Climate change is already being felt in communities across the United States, and will cause growing harm to the economy, infrastructure, and human and ecological health—unless the United States and other nations take concerted action to reduce emissions of warming gases and adapt to a warmer world.

Far from calling for another study, the White House, having released the report the day after Thanksgiving, essentially rejected its conclusions. The website FYI: Science Policy News from AIP [The American Institute of Physics] comments,

The White House and President Trump have sought to portray the report as flawed. A White House spokesperson asserted it is “largely based on the most extreme scenario” — a claim rejected by Katharine Hayhoe, one of the authors of the relevant section. The spokesperson also said the next assessment cycle will provide an opportunity for a “more transparent and data-driven process that includes fuller information on the range of potential scenarios and outcomes.” Asked by reporters about the report, Trump replied, “I’ve seen it. I’ve read some of it, and it’s fine,” but pressed on its assertions about the damage climate change will cause to the U.S. economy, he replied, “I don’t believe it.” [Links and italics in original.]

The government lumbers along, no matter who is in charge. Though the report was released at a deliberately inopportune time, Mr. Malakoff quotes Virginia Burkett, a climate scientist with the U.S. Geological Survey, as noting, “The report has not been altered in any way to reflect political considerations.” The comment by the “spokesperson,” however, makes you wonder about the next report. Nevertheless, Democrats in the House promise a series of hearings to make climate change a top priority.

Finally, there is hope. Max Boot, a right-wing columnist for the Washington Post, the other day admitted,

I used to be a climate-change skeptic.
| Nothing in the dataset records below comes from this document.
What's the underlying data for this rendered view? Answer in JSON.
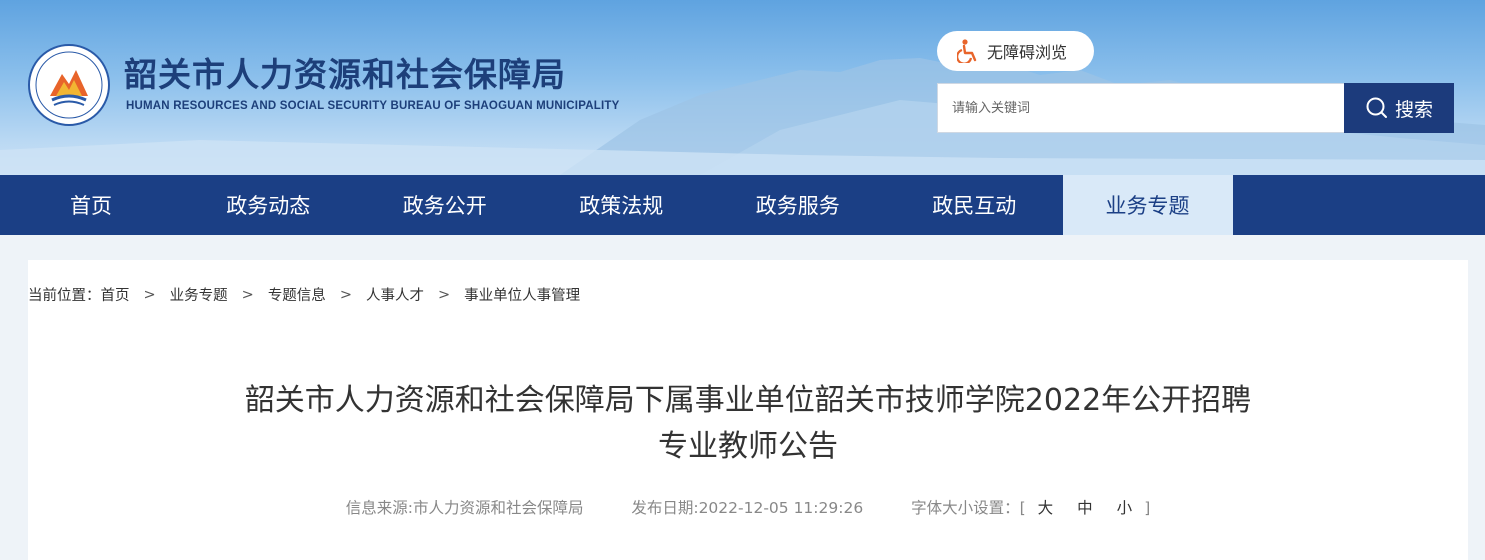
{
  "header": {
    "site_title": "韶关市人力资源和社会保障局",
    "site_subtitle": "HUMAN RESOURCES AND SOCIAL SECURITY BUREAU OF SHAOGUAN MUNICIPALITY",
    "accessibility_label": "无障碍浏览",
    "search_placeholder": "请输入关键词",
    "search_button_label": "搜索"
  },
  "nav": {
    "items": [
      {
        "label": "首页",
        "active": false
      },
      {
        "label": "政务动态",
        "active": false
      },
      {
        "label": "政务公开",
        "active": false
      },
      {
        "label": "政策法规",
        "active": false
      },
      {
        "label": "政务服务",
        "active": false
      },
      {
        "label": "政民互动",
        "active": false
      },
      {
        "label": "业务专题",
        "active": true
      }
    ]
  },
  "breadcrumb": {
    "prefix": "当前位置：",
    "items": [
      "首页",
      "业务专题",
      "专题信息",
      "人事人才",
      "事业单位人事管理"
    ],
    "separator": ">"
  },
  "article": {
    "title_line1": "韶关市人力资源和社会保障局下属事业单位韶关市技师学院2022年公开招聘",
    "title_line2": "专业教师公告",
    "source": "信息来源:市人力资源和社会保障局",
    "date": "发布日期:2022-12-05 11:29:26",
    "font_size_label": "字体大小设置：",
    "font_open": "[",
    "font_large": "大",
    "font_medium": "中",
    "font_small": "小",
    "font_close": "]"
  },
  "colors": {
    "nav_bg": "#1b3f85",
    "nav_active_bg": "#d9e9f8",
    "title_color": "#1d3f7a",
    "search_button_bg": "#1c3b7c",
    "accessibility_icon": "#e8642a"
  },
  "icons": {
    "logo": "bureau-emblem",
    "accessibility": "wheelchair-icon",
    "search": "search-icon"
  }
}
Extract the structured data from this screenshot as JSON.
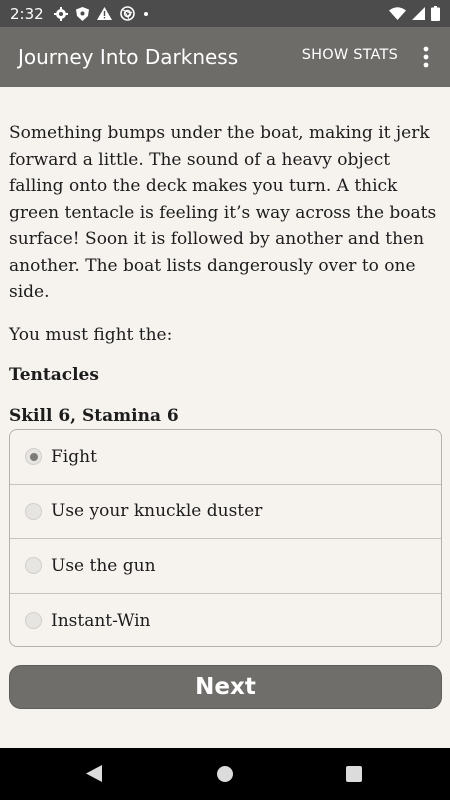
{
  "status_bar": {
    "time": "2:32",
    "left_icons": [
      "gear-icon",
      "shield-icon",
      "warning-icon",
      "aperture-icon",
      "dot-icon"
    ],
    "right_icons": [
      "wifi-icon",
      "signal-icon",
      "battery-icon"
    ]
  },
  "app_bar": {
    "title": "Journey Into Darkness",
    "show_stats_label": "SHOW STATS",
    "overflow_icon": "more-vert-icon"
  },
  "content": {
    "story": "Something bumps under the boat, making it jerk forward a little. The sound of a heavy object falling onto the deck makes you turn. A thick green tentacle is feeling it’s way across the boats surface! Soon it is followed by another and then another. The boat lists dangerously over to one side.",
    "must_fight": "You must fight the:",
    "enemy_name": "Tentacles",
    "enemy_stats": "Skill 6, Stamina 6"
  },
  "options": [
    {
      "label": "Fight",
      "selected": true
    },
    {
      "label": "Use your knuckle duster",
      "selected": false
    },
    {
      "label": "Use the gun",
      "selected": false
    },
    {
      "label": "Instant-Win",
      "selected": false
    }
  ],
  "next_label": "Next",
  "nav_bar": {
    "icons": [
      "back-icon",
      "home-icon",
      "recents-icon"
    ]
  },
  "colors": {
    "app_bar": "#6d6c69",
    "status_bar": "#4c4c4c",
    "background": "#f6f3ef",
    "button": "#6f6e6b"
  }
}
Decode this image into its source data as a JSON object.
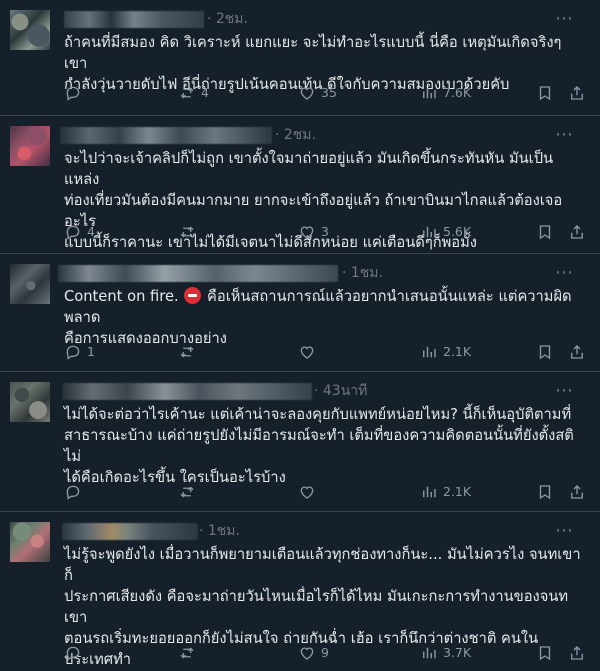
{
  "colors": {
    "background": "#15202b",
    "text": "#e7e9ea",
    "muted": "#71767b",
    "divider": "#38444d"
  },
  "posts": [
    {
      "time": "· 2ชม.",
      "content": "ถ้าคนที่มีสมอง คิด วิเคราะห์ แยกแยะ จะไม่ทำอะไรแบบนี้ นี่คือ เหตุมันเกิดจริงๆ เขา\nกำลังวุ่นวายดับไฟ อีนี่ถ่ายรูปเน้นคอนเท้น ดีใจกับความสมองเบาด้วยคับ",
      "metrics": {
        "replies": "",
        "reposts": "4",
        "likes": "35",
        "views": "7.6K"
      }
    },
    {
      "time": "· 2ชม.",
      "content": "จะไปว่าจะเจ้าคลิปก็ไม่ถูก เขาตั้งใจมาถ่ายอยู่แล้ว มันเกิดขึ้นกระทันหัน มันเป็นแหล่ง\nท่องเที่ยวมันต้องมีคนมากมาย ยากจะเข้าถึงอยู่แล้ว ถ้าเขาบินมาไกลแล้วต้องเจออะไร\nแบบนี้ก็ราคานะ เขาไม่ได้มีเจตนาไม่ดีสักหน่อย แค่เตือนดีๆก็พอมั้ง",
      "metrics": {
        "replies": "4",
        "reposts": "",
        "likes": "3",
        "views": "5.6K"
      }
    },
    {
      "time": "· 1ชม.",
      "content_prefix": "Content on fire. ",
      "emoji": "no-entry-emoji",
      "content_suffix": " คือเห็นสถานการณ์แล้วอยากนำเสนอนั้นแหล่ะ แต่ความผิดพลาด\nคือการแสดงออกบางอย่าง",
      "metrics": {
        "replies": "1",
        "reposts": "",
        "likes": "",
        "views": "2.1K"
      }
    },
    {
      "time": "· 43นาที",
      "content": "ไม่ได้จะต่อว่าไรเค้านะ แต่เค้าน่าจะลองคุยกับแพทย์หน่อยไหม? นี้ก็เห็นอุบัติตามที่\nสาธารณะบ้าง แค่ถ่ายรูปยังไม่มีอารมณ์จะทำ เต็มที่ของความคิดตอนนั้นที่ยังตั้งสติไม่\nได้คือเกิดอะไรขึ้น ใครเป็นอะไรบ้าง",
      "metrics": {
        "replies": "",
        "reposts": "",
        "likes": "",
        "views": "2.1K"
      }
    },
    {
      "time": "· 1ชม.",
      "content": "ไม่รู้จะพูดยังไง เมื่อวานก็พยายามเตือนแล้วทุกช่องทางก็นะ... มันไม่ควรไง จนทเขาก็\nประกาศเสียงดัง คือจะมาถ่ายวันไหนเมื่อไรก็ได้ไหม มันเกะกะการทำงานของจนทเขา\nตอนรถเริ่มทะยอยออกก็ยังไม่สนใจ ถ่ายกันฉ่ำ เฮ้อ เราก็นึกว่าต่างชาติ คนในประเทศทำ\nกันเสียเอง",
      "metrics": {
        "replies": "",
        "reposts": "",
        "likes": "9",
        "views": "3.7K"
      }
    }
  ]
}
I was one of those conservatives who thought that the science was inconclusive, that fears of global warming were as overblown as fears of a new ice age in the 1970s, that climate change was natural and cyclical, and that there was no need to incur any economic costs to deal with this speculative threat. I no longer think any of that, because the scientific consensus is so clear and convincing. [Hyperlink in original.]
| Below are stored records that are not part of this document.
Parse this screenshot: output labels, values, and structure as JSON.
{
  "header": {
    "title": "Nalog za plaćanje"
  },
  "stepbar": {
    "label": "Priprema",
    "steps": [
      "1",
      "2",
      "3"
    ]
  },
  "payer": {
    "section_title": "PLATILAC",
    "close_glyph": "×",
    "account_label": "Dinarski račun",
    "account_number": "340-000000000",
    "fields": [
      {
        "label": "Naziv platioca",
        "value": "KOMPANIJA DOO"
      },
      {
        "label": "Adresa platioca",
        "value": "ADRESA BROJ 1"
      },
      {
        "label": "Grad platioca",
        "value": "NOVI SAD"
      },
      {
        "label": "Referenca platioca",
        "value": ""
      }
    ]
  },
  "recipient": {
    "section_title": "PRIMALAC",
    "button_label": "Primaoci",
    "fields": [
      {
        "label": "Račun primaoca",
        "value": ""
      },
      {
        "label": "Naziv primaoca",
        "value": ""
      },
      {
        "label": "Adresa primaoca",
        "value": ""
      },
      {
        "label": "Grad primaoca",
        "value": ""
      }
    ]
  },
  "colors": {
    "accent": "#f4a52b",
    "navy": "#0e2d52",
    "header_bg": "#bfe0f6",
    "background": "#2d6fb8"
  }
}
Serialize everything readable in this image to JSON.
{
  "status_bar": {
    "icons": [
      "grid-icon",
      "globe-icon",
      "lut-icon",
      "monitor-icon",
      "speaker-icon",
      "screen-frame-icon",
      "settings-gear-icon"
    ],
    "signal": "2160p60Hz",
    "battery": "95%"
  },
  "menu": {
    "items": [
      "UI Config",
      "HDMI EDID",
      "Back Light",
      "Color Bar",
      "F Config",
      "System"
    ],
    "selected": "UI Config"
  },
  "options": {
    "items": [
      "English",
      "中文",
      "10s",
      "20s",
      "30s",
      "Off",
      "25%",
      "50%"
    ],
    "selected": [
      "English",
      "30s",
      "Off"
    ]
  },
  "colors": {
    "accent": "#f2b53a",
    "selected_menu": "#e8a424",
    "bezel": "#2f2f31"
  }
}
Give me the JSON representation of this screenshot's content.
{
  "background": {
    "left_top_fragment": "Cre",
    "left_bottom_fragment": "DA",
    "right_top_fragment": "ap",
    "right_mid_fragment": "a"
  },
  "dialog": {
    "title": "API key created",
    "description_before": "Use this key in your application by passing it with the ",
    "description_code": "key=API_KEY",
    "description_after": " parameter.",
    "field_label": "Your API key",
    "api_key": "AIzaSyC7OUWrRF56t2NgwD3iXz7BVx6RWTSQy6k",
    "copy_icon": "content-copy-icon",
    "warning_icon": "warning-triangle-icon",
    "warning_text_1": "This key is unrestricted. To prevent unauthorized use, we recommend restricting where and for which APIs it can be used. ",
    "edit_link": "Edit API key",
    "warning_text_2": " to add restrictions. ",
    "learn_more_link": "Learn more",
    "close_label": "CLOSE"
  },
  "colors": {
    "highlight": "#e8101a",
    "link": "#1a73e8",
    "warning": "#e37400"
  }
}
What convinced Mr. Boot was none other than the Fourth National Climate Change Assessment. After detailing rising sea levels, rising temperatures, ocean acidification, and forest fires, he asks (or bemoans),

I’ve owned up to the danger. Why haven’t other conservatives? They are captives, first and foremost, of the fossil fuel industry, which outspent green groups 10 to 1 in lobbying on climate change from 2000 to 2016. But they are also captives of their own rigid ideology. It is a tragedy for the entire planet that the United States’ governing party is impervious to science and reason.

The United States’s governing party is impervious to science and reason! Mr. Boot also seemed impervious for a long time; very much to his credit, he “owned up to the danger.” Let us hope that others in his party will follow suit, because we are nowhere near the “new normal.”